Eppure mai come adesso il mondo ci sembra piccolo

Eppure mai come adesso il mondo ci sembra piccolo, il contatto con gli altri “intimo” come se in realtà fossimo, paradossalmente, molto più “prossimi” del solito: come se la dimensione delle stanze in cui viviamo si fosse dilatata per accogliere tutte le persone che ci entrano in videoconferenza, e ogni volta è come se venissero da noi. Come se, dal nostro “binocolo” la visione dei dettagli risultasse più accurata.

Ci è capitato di vedere un po’ di tutto: i bambini che corrono, giocano e gridano sullo sfondo durante una riunione, gli impasti per la pizza e le pentole sul fuoco, i libri e le carte accatastati in disordine sulla scrivania. Particolari che rendono le relazioni istintivamente più strette, perdendo la neutralità che si mette in atto spontaneamente nei luoghi di lavoro. Accade perfino con gli operatori dei call center, molto più solleciti del solito nel rispondere alle segnalazioni di guasti e disservizi (anche loro in smart working, magari, con i bambini in sottofondo, e poi dicono sempre “Ma lei chiama da Bergamo, come sta?”, dato che la nostra città è ormai diventata per tutti l’epicentro di questa tempesta). Siamo più disposti ad accettare le lacrime, di dolore e di commozione, perché in tempi come questi il carico è troppo forte per sopportarlo da soli, e ognuno può più facilmente rispecchiarsi nella sofferenza dell’altro.

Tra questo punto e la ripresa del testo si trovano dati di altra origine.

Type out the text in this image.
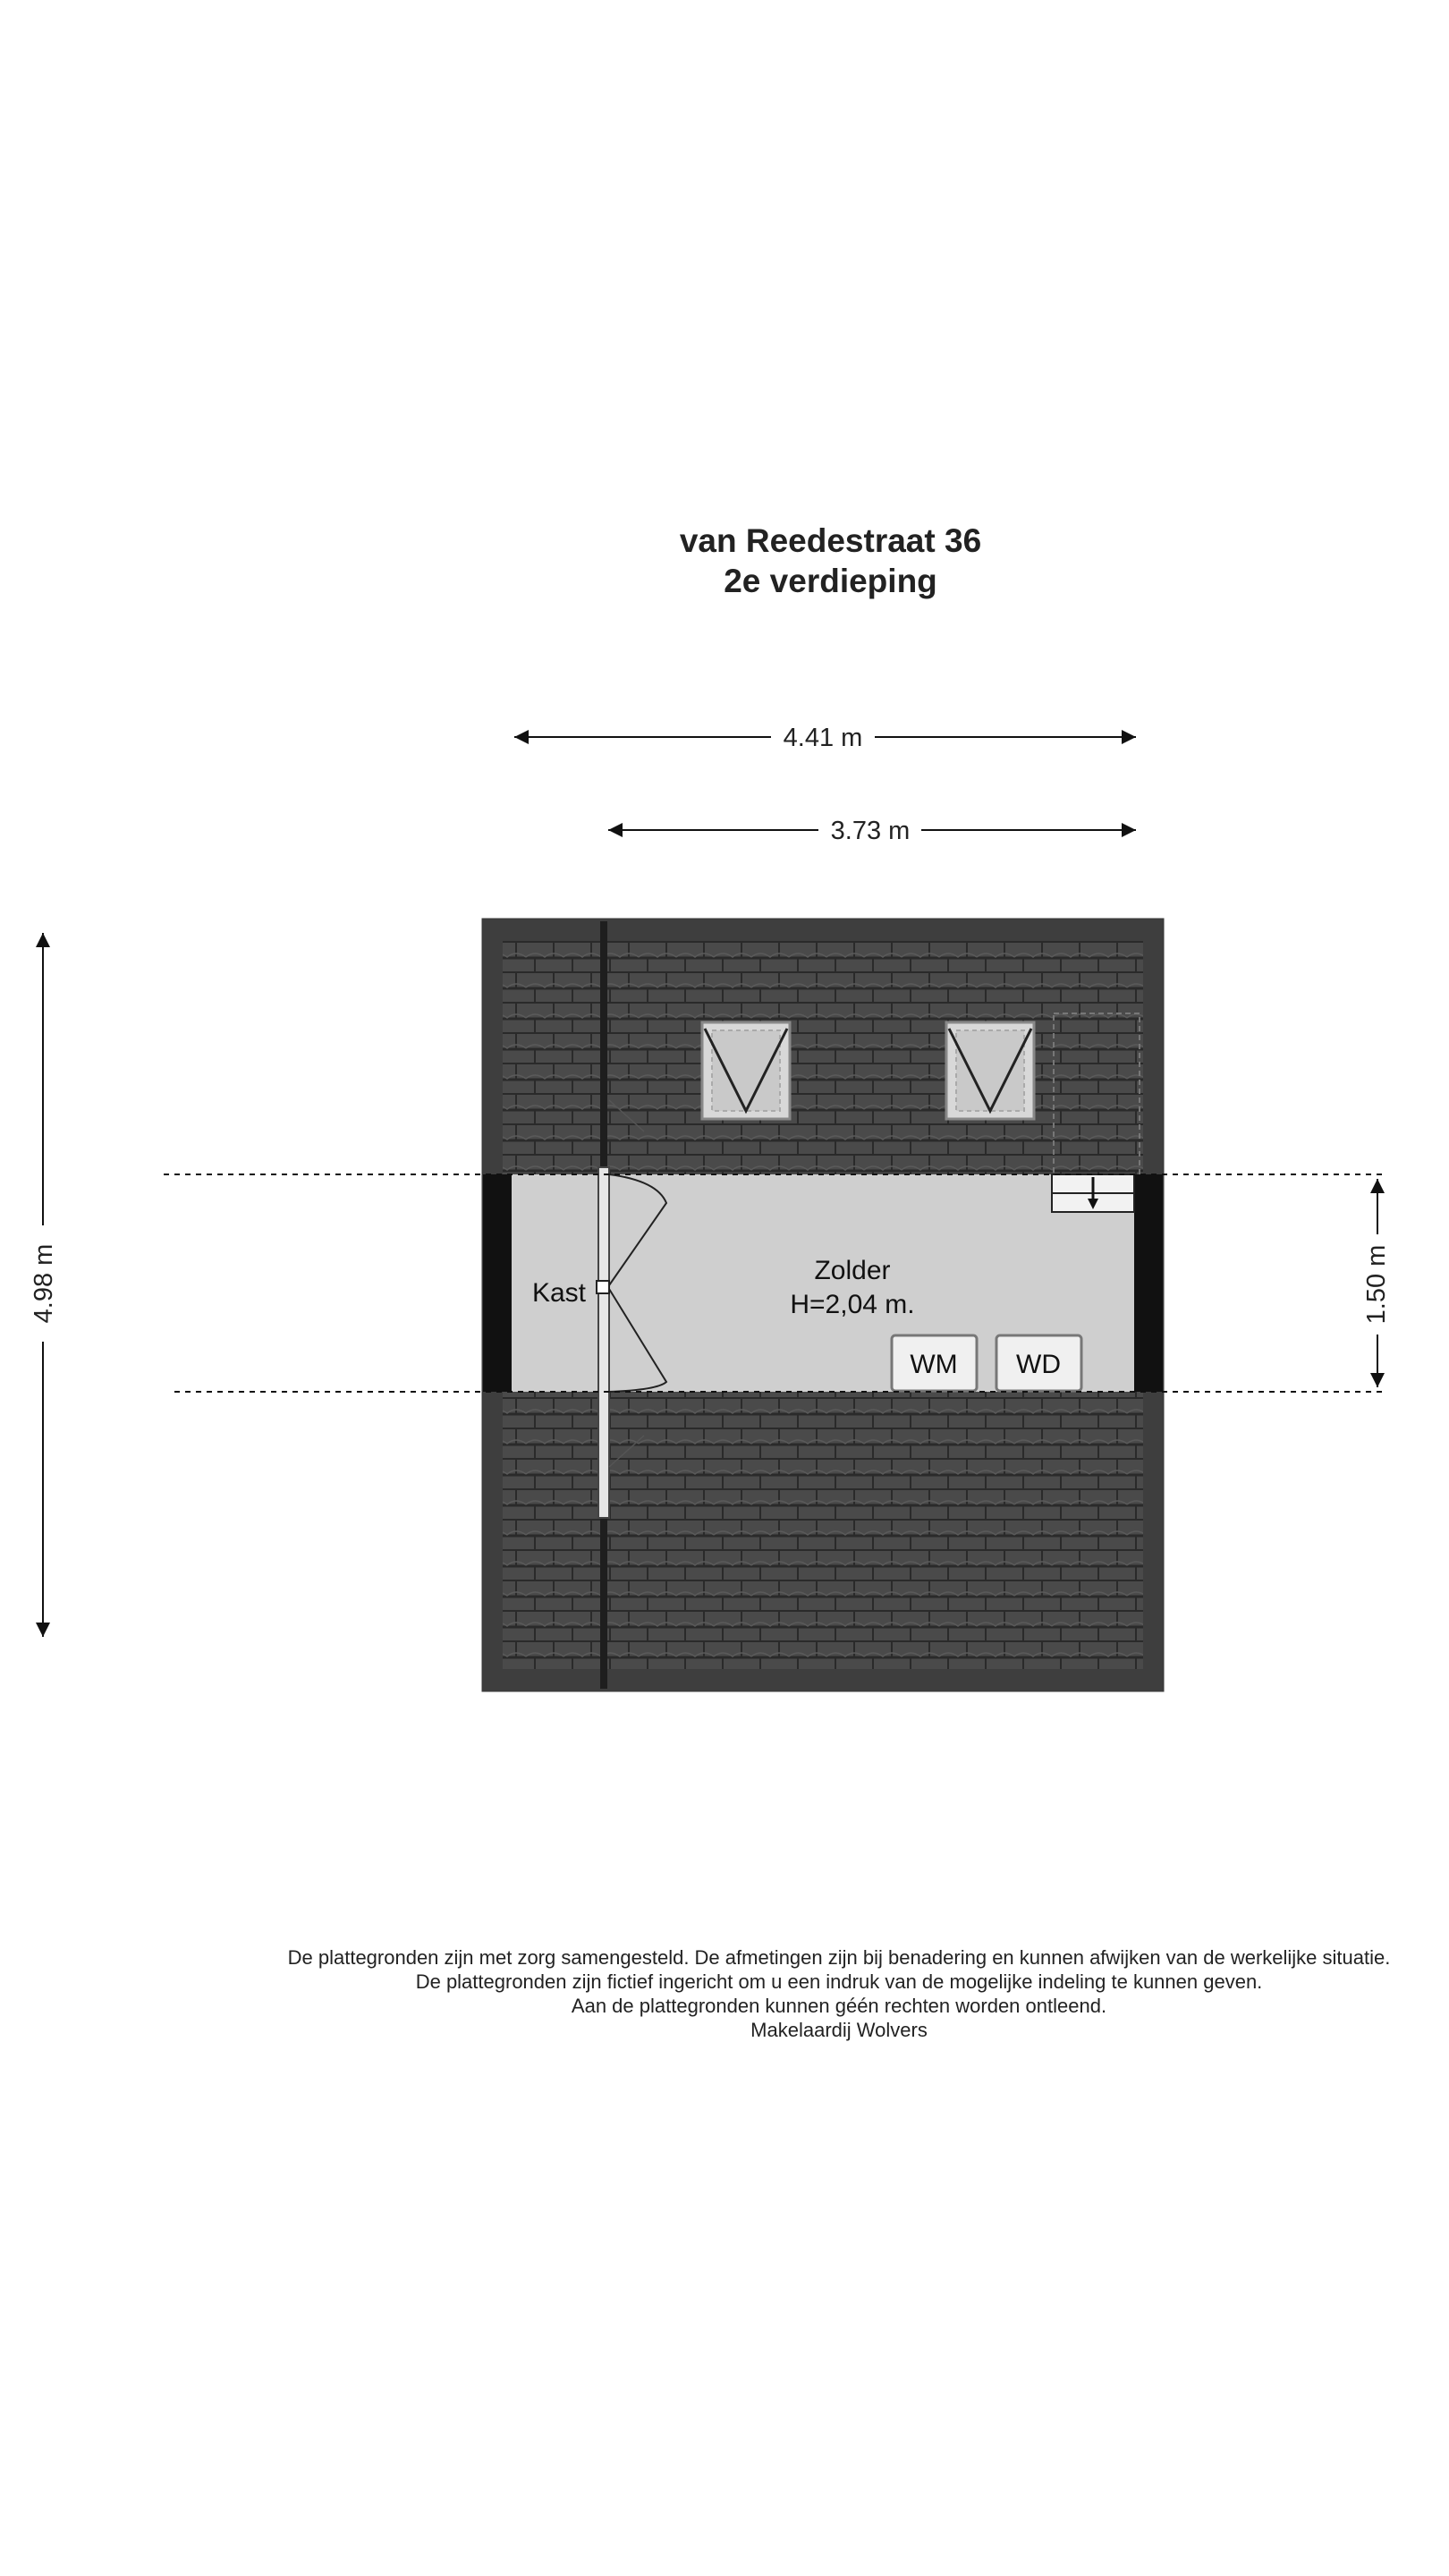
van Reedestraat 36
2e verdieping
WM WD
Zolder
H=2,04 m.
Kast
4.41 m
3.73 m
4.98 m	1.50 m
De plattegronden zijn met zorg samengesteld. De afmetingen zijn bij benadering en kunnen afwijken van de werkelijke situatie.
De plattegronden zijn fictief ingericht om u een indruk van de mogelijke indeling te kunnen geven.
Aan de plattegronden kunnen géén rechten worden ontleend.
Makelaardij Wolvers
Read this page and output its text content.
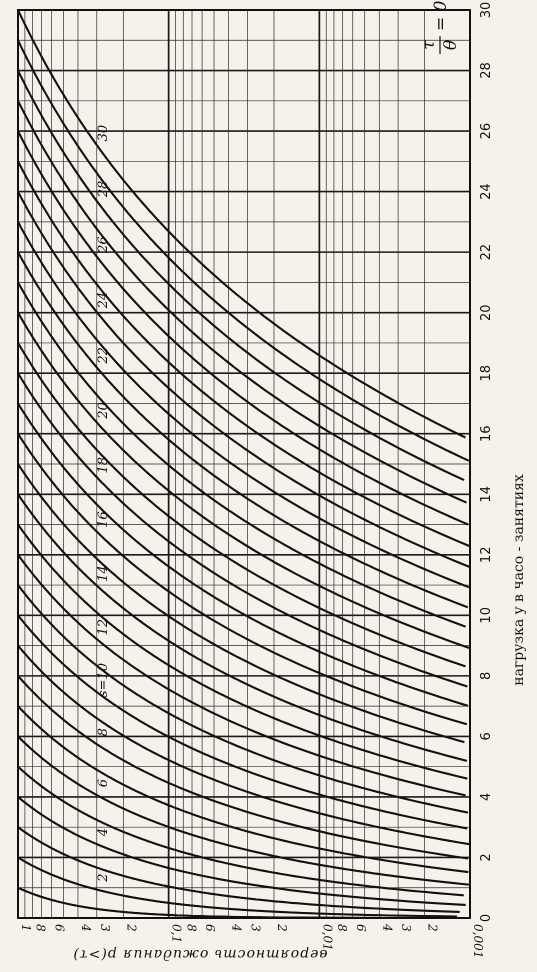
2
4
6
8
s=10
12
14
16
18
20
22
24
26
28
30
0
2
4
6
8
10
12
14
16
18
20
22
24
26
28
30
1 8 6 4 3 2	0,1 8 6 4 3 2	0,01 8 6 4 3 2	0,001
нагрузка y в часо - занятиях
вероятность ожидания p(>τ)
τ θ
= 0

Il lato costruttivo della rete: rafforza i legami di solidarietà

Perfino sui social l’atmosfera e l’atteggiamento delle persone sono cambiati: in questo momento sono l’unico luogo in cui ci si può incontrare, al netto dei consueti seminatori d’odio e leoni da tastiera, al netto delle bufale che circolano c’è una forte tensione all’ascolto e all’aiuto reciproco, una maggiore disposizione a cogliere le possibilità costruttive piuttosto che quelle distruttive della rete.
E’ sempre lì – sui social – che le occasioni di incontro “pubblico” assumono un fortissimo valore simbolico: lo dimostrano le celebrazioni civili e religiose dell’ultima settimana come, prima fra tutte, la benedizione urbi et orbi di Papa Francesco, solo in piazza San Pietro, e la commemorazione dei defunti del 31 marzo. Stiamo costruendo, senza esserne ancora pienamente consapevoli, un nuovo spazio, popolato di gesti e di simboli diversi dal passato, e un nuovo tempo. In questo momento sotto l’apparente solitudine e l’individualismo, portati all’estremo in questa sorta di auto-reclusione, che però è anche la massima espressione di responsabilità sociale (nessuno incontri nessuno, tutti chiusi entro i propri micro e macro confini),  abbiamo davvero l’occasione di far germogliare un nuovo senso di comunità. Come dice Papa Francesco: “Siamo tutti sulla stessa barca, nessuno si salva da solo”.